The Threepenny Review

The Big One

AT NINETY years old, Ms. R had already survived two lung cancers. When she came to the VA radiation oncology clinic to consider treatment for what was probably a third, one part of the workup was missing: a biopsy of the tumor. It would have been risky—the procedure itself could have hospitalized her, or worse. At her first visit, she was wearing jeans, brightly colored plastic bracelets on both wrists, rings on all fingers except her thumbs, white hair cut short. She brought her sixty-year-old son, who was wearing a striped banker shirt, shirtsleeves rolled up to give a view of a scorpion tattoo on the inside of his right forearm. After introducing myself, I sat at the computer next to them and opened up the images from her recent PET scan.

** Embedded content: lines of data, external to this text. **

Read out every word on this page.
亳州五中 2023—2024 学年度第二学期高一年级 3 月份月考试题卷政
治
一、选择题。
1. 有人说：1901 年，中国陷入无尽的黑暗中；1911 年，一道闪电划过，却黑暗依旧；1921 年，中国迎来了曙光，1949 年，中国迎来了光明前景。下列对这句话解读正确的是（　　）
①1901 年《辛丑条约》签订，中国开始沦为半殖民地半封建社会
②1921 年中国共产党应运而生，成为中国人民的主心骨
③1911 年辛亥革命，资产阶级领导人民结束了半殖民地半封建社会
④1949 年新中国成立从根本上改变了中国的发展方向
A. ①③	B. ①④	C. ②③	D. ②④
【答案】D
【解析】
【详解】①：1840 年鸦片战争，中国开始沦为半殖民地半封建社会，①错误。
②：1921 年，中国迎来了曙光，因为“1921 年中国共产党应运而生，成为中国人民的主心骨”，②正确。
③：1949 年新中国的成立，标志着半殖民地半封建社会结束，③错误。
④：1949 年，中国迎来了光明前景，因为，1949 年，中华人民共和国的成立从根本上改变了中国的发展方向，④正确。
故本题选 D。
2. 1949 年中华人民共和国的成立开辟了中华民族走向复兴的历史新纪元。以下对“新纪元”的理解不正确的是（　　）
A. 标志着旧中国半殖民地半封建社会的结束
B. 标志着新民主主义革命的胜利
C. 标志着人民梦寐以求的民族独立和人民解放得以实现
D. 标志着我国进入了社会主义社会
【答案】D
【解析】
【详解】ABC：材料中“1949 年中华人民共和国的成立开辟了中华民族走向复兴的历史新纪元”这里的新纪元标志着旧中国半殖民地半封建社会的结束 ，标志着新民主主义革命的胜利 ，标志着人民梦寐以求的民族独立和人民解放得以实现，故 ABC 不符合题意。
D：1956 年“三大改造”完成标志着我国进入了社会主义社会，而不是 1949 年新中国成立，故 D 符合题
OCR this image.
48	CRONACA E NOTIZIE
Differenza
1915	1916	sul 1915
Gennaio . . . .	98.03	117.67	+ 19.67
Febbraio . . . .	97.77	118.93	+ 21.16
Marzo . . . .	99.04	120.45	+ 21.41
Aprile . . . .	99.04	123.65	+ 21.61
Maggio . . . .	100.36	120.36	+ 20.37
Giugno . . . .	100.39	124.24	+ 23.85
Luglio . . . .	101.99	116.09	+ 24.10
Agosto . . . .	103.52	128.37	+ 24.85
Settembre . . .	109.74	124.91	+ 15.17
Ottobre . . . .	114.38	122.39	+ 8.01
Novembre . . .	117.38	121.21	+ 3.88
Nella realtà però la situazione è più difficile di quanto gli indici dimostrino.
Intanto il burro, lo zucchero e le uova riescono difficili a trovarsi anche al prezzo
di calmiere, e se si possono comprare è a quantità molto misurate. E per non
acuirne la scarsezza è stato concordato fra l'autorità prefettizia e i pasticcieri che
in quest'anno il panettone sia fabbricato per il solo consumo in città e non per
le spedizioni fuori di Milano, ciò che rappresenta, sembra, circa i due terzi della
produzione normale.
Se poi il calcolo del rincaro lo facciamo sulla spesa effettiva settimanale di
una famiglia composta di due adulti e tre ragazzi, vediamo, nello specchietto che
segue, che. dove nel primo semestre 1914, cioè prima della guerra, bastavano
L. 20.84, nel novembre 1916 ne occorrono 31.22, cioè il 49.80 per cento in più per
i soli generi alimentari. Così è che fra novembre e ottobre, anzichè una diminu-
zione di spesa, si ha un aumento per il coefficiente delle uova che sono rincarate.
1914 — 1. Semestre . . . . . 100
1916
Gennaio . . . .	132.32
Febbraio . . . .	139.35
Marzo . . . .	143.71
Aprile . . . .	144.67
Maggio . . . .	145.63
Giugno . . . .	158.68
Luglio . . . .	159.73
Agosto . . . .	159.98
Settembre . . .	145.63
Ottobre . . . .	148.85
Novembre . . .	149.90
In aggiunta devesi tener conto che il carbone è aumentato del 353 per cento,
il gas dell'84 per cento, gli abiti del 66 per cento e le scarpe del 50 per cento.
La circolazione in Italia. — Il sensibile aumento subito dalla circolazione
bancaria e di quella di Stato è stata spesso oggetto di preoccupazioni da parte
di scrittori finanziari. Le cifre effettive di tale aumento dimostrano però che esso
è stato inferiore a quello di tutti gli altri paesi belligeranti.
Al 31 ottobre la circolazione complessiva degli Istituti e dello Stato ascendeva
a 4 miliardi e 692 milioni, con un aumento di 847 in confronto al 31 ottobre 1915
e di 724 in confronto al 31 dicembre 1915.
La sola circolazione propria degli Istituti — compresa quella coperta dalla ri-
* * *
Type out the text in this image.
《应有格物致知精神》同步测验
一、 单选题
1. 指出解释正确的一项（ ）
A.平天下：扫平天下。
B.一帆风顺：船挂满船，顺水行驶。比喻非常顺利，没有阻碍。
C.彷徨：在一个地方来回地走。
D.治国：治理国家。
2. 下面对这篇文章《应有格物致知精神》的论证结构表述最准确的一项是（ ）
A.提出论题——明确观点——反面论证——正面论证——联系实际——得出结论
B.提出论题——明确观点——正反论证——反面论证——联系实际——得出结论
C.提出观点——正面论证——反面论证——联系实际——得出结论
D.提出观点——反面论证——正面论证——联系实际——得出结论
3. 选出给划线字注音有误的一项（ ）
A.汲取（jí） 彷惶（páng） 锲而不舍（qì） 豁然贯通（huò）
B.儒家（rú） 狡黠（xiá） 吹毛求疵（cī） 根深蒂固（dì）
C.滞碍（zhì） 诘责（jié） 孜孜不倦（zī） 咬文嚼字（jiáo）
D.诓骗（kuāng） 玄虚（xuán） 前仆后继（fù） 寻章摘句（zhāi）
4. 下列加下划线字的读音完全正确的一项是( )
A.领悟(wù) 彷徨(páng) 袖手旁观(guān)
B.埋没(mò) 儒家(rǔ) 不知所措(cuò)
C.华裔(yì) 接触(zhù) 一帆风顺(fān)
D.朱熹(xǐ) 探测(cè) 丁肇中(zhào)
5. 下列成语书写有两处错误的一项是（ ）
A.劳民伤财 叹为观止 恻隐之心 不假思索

“Some patients like to look at the scans,” I said. Not many veterans from the 1940s were women. “I was trying to figure this out. If you’re ninety, that means you were in—”

“That’s right,” she said. “The big one, baby.”

“Wow,” I said. “Back then, what kind of—”

“Quartermaster,” she said. “Shipping supplies.”

“Huh.” What else to say? “Should we look at your scans?”

Her son gave a nod.

“Here’s a PET scan from last month,” I said. “I’m not sure if you’ve seen this before.”

“We haven’t,” her son said.

I rolled through the images of the scan until it showed a large orange mass in the middle of her chest. “In a former smoker with two previous lung cancers, those orange blobs in your chest represent lung cancer ninety-five percent of the time.”

She sat back. “What about the other five percent?”

“Infection, inflammation, scar, other lung diseases. It could be some other cancer: say, lymphoma. That would actually be better—lymphoma can be easier to treat.” I turned my attention from the computer screen to face her. “I don’t want to give you the wrong impression. This doesn’t look like a scar. Lymphoma would be unlikely. This looks like lung cancer.”